Metro Weekly

DC Theater Review: Signature’s sublime ‘Spunk’

"Spunk" magnificently winds its way through three Zora Neale Hurston short stories

Spunk — Photo: Christopher Mueller

The publication last year of Zora Neale Hurston’s Barracoon: The Story of the Last “Black Cargo” has helped stir a Zora pop culture revival that’s beautifully reflected in Signature Theatre’s sublime production of Spunk (★★★★).

The play, an anthology of three Hurston short stories, bears not just the Harlem Renaissance writer’s radical authorial touch, but also that of playwright George C. Wolfe (Shuffle Along, The Wild Party), an artist with a knack for synthesizing moving entertainment from disparate elements of African-American life.

In Spunk, Wolfe and composer Chic Street Man connect the three unrelated tales via Hurston’s rich prose and a strain of music — the blues — that courses through all the lives depicted from one story to the next. Sung and narrated by a knowing Blues Speak Woman (Iyona Blake) and humble Guitar Man (Jonathan Mosley-Perry), the songs and stories — “Sweat,” “Story in Harlem Slang,” and “The Gilded Six-Bits” — form a nuanced portrait of no-good brothers and long-suffering sisters, from the swingin’ streets of ’40s Harlem to the sultry backroads of Central Florida, circa 1926.

Director Timothy Douglas and the cast who enact those stories take us there, with no fuss or frou-frou, inside Luciana Stecconi’s minimal slat-wood set, suggesting the walls of what could be a church or a juke joint. The characters get involved in business both holy and hell-raising, so the show definitely sets foot in both places.

And the tight six-person ensemble sets just about every foot right in delivering the play’s moments of folksy humor, or knife-edge suspense. A standout in the sizzling sextet, Blake carries these Spunk-dified, pre-Civil Rights rhythm and blues in her wonderful voice and carriage, while KenYatta Rogers, in multiple roles, shifts smoothly from twanging villain to slanging swell with style.

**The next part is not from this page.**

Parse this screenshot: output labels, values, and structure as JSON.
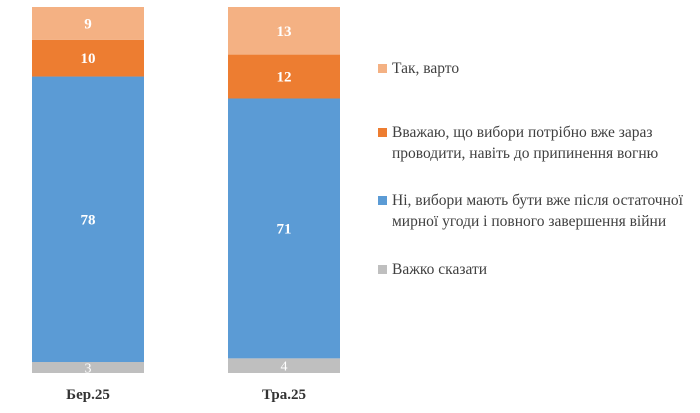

Ines Nassara forgoes the Florida twang for her put-upon washerwoman Delia in “Sweat,” but she and Rogers still find something potent in that tale of female empowerment. Nassara and Drew Drake, in the third tale, “The Gilded Six-Bits,” conjure something equally powerful in their depiction of a deep love complicated by lust. And in “Story in Harlem Slang,” Drake, Rogers, and Marty Austin Lamar turn lust and trash talk into the play’s comic highlight, giving vivid life to the risk-takers and heartbreakers of Zora’s imagination.